William Batty (1801–1868) was an equestrian performer, circus proprietor, and longtime operator of Astley's Amphitheatre in London. Batty was one of the most successful circus proprietors in Victorian England and helped launch the careers of a number of leading Victorian circus personalities, such as Pablo Fanque, the versatile performer and later circus proprietor (best known today from his mention in The Beatles song "Being for the Benefit of Mr. Kite!"), and W.F. Wallett, one of the most celebrated clowns of the era. Also, while in operation for only two years, Batty's most lasting legacy is probably Batty's Grand National Hippodrome, also known as Batty's Hippodrome, an open-air amphitheatre he erected in 1851 in Kensington Gardens, London, to attract audiences from the Crystal Palace Exhibition nearby.

== Biography ==
Batty was an equestrian performer as early as 1828, and by 1836 he was operating his own circus. In that year, Pablo Fanque was performing with him in Nottingham as a "rope dancer." In the ensuing years, Batty's circus travelled throughout the United Kingdom; in 1838, he was at Newcastle and Edinburgh and, in 1840, at Portsmouth and Southampton. When Astley's Amphitheatre suffered its third fire, Batty was in Dublin, and boarded the next steamer to London to arrange for its rebuilding in Westminster Street. Batty put W.F. Wallett in charge of the management of his circus in Dublin, while Batty made plans for a temporary circus in Oxford and until Astley's could be rebuilt. While Batty was at Oxford in 1841, Pablo Fanque left Batty to start his own circus. Wallett joined him. On occasion, business would reunite Batty and Fanque over the next twenty years.

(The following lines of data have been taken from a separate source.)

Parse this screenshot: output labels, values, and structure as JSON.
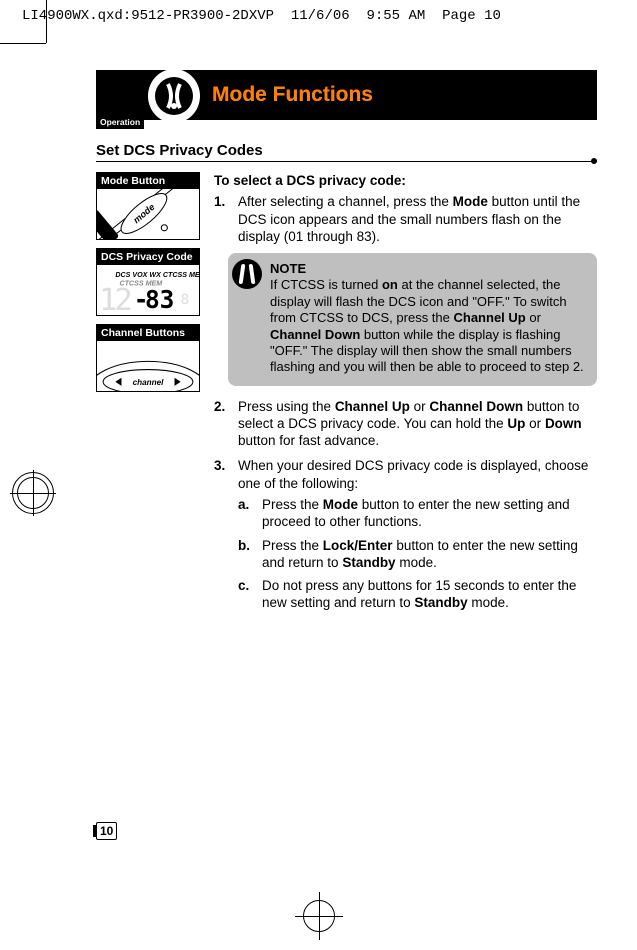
{
  "print_header": "LI4900WX.qxd:9512-PR3900-2DXVP  11/6/06  9:55 AM  Page 10",
  "header": {
    "operation_label": "Operation",
    "title": "Mode Functions"
  },
  "section_title": "Set DCS Privacy Codes",
  "sidebar": {
    "cards": [
      {
        "label": "Mode Button",
        "illus": "mode_button"
      },
      {
        "label": "DCS Privacy Code",
        "illus": "dcs_display"
      },
      {
        "label": "Channel Buttons",
        "illus": "channel_buttons"
      }
    ],
    "display_indicators": "DCS VOX WX CTCSS  MEM",
    "display_value": "83",
    "channel_label": "channel"
  },
  "content": {
    "lead": "To select a DCS privacy code:",
    "steps": [
      {
        "n": "1.",
        "text_parts": [
          "After selecting a channel, press the ",
          "Mode",
          " button until the DCS icon appears and the small numbers flash on the display (01 through 83)."
        ]
      },
      {
        "n": "2.",
        "text_parts": [
          "Press using the ",
          "Channel Up",
          " or ",
          "Channel Down",
          " button to select a DCS privacy code. You can hold the ",
          "Up",
          " or ",
          "Down",
          " button for fast advance."
        ]
      },
      {
        "n": "3.",
        "text_parts": [
          "When your desired DCS privacy code is displayed, choose one of the following:"
        ],
        "sub": [
          {
            "n": "a.",
            "parts": [
              "Press the ",
              "Mode",
              " button to enter the new setting and proceed to other functions."
            ]
          },
          {
            "n": "b.",
            "parts": [
              "Press the ",
              "Lock/Enter",
              " button to enter the new setting and return to ",
              "Standby",
              " mode."
            ]
          },
          {
            "n": "c.",
            "parts": [
              "Do not press any buttons for 15 seconds to enter the new setting and return to ",
              "Standby",
              " mode."
            ]
          }
        ]
      }
    ]
  },
  "note": {
    "title": "NOTE",
    "parts": [
      "If CTCSS is turned ",
      "on",
      " at the channel selected, the display will flash the DCS icon and \"OFF.\" To switch from CTCSS to DCS, press the ",
      "Channel Up",
      " or ",
      "Channel Down",
      " button while the display is flashing \"OFF.\" The display will then show the small numbers flashing and you will then be able to proceed to step 2."
    ]
  },
  "page_number": "10"
}
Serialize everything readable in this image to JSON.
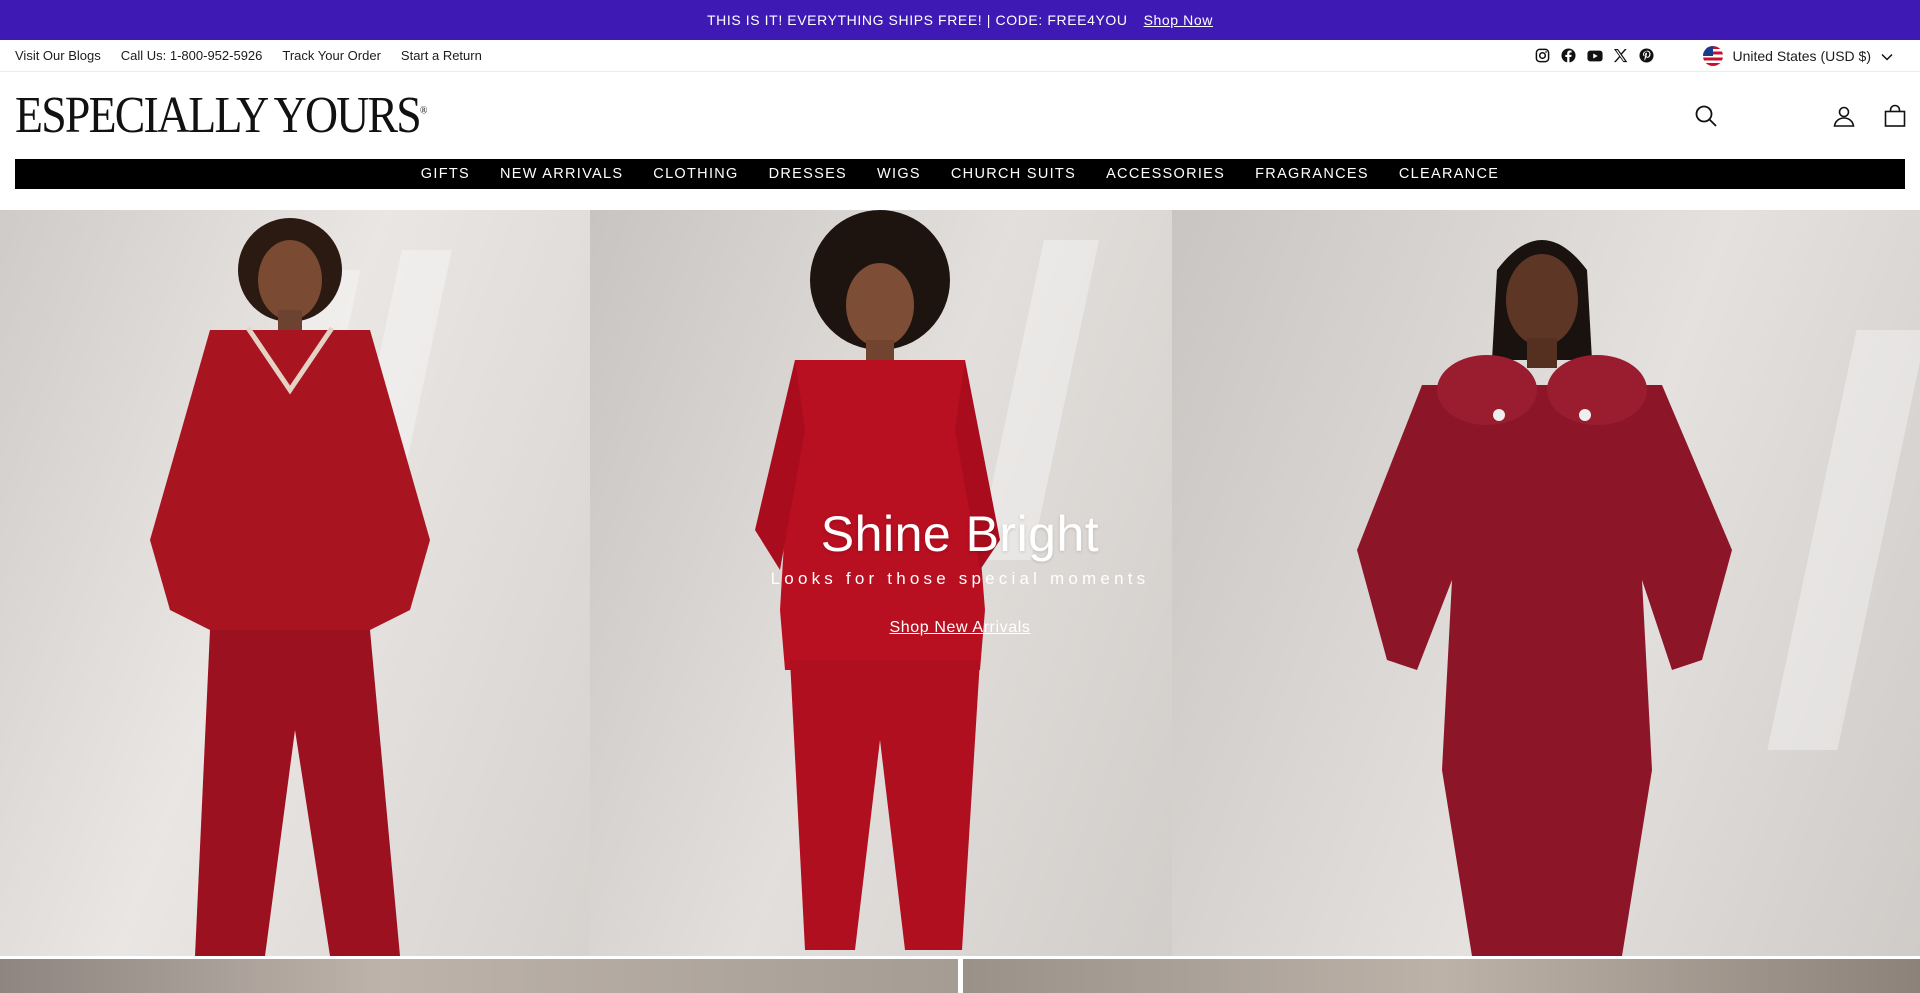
{
  "announcement": {
    "text": "THIS IS IT! EVERYTHING SHIPS FREE! | CODE: FREE4YOU",
    "link": "Shop Now",
    "bg_color": "#3f19b3"
  },
  "utility": {
    "links": [
      "Visit Our Blogs",
      "Call Us: 1-800-952-5926",
      "Track Your Order",
      "Start a Return"
    ],
    "social_icons": [
      "instagram-icon",
      "facebook-icon",
      "youtube-icon",
      "x-icon",
      "pinterest-icon"
    ],
    "country": "United States (USD $)"
  },
  "header": {
    "logo": "ESPECIALLY YOURS",
    "logo_mark": "®",
    "icons": [
      "search-icon",
      "account-icon",
      "cart-icon"
    ]
  },
  "nav": {
    "items": [
      "GIFTS",
      "NEW ARRIVALS",
      "CLOTHING",
      "DRESSES",
      "WIGS",
      "CHURCH SUITS",
      "ACCESSORIES",
      "FRAGRANCES",
      "CLEARANCE"
    ]
  },
  "hero": {
    "title": "Shine Bright",
    "subtitle": "Looks for those special moments",
    "cta": "Shop New Arrivals",
    "accent_color": "#a8141f"
  }
}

Batty managed Astley's Amphitheatre from 1842 to 1853. All the major circus acts of the day performed at Astley's, including Pablo Fanque who performed there for twelve nights in March 1847. Batty leased the building to William Cooke in 1853. Cooke would run Astley's until 1860.

While managing Astley's in the autumn of 1850, Batty acquired land in Kensington Gardens, London, to begin construction of an open-air arena for theatrical and equestrian events. Batty chose the site, which covered a large area at the end of the Broad Walk (now occupied by DeVere Gardens), to attract visitors to the Crystal Palace Exhibition, five minutes away. Architect George Ledwell Taylor designed the structure, which the firm Haward and Nixon constructed of iron and wood. The arena consisted of an eight-row grandstand, to seat 14,000 people, surrounding an oval space 360 feet by 260 feet. Named Batty's Grand National Hippodrome, or Batty's Hippodrome, the arena opened in May 1851, with a French troupe from the Hippodrome in Paris. In addition to equestrian events, Batty staged camel and ostrich races, and balloon ascents. Batty's Hippodrome opened for a second season in 1852, during which a balloon launch went awry, causing serious injury to its occupants after the balloon averted a collision with the Crystal Palace Exhibition and crashed into a nearby mansion. Batty ceased performances at the Hippodrome after the 1852 season and the arena operated as a riding track for several years until its demolition. No trace of Batty's Hippodrome remains today.

When Batty died in 1868, he was reportedly worth a half a million pounds sterling. He is buried in Kensal Green Cemetery in London.

In the 21st century, American ringmaster Noah Mickens of Oregon's Wanderlust Circus uses Batty's name as his own stage name. Prior to Wanderlust, Mickens' early circus was called Batty's Hippodrome, another homage to Batty.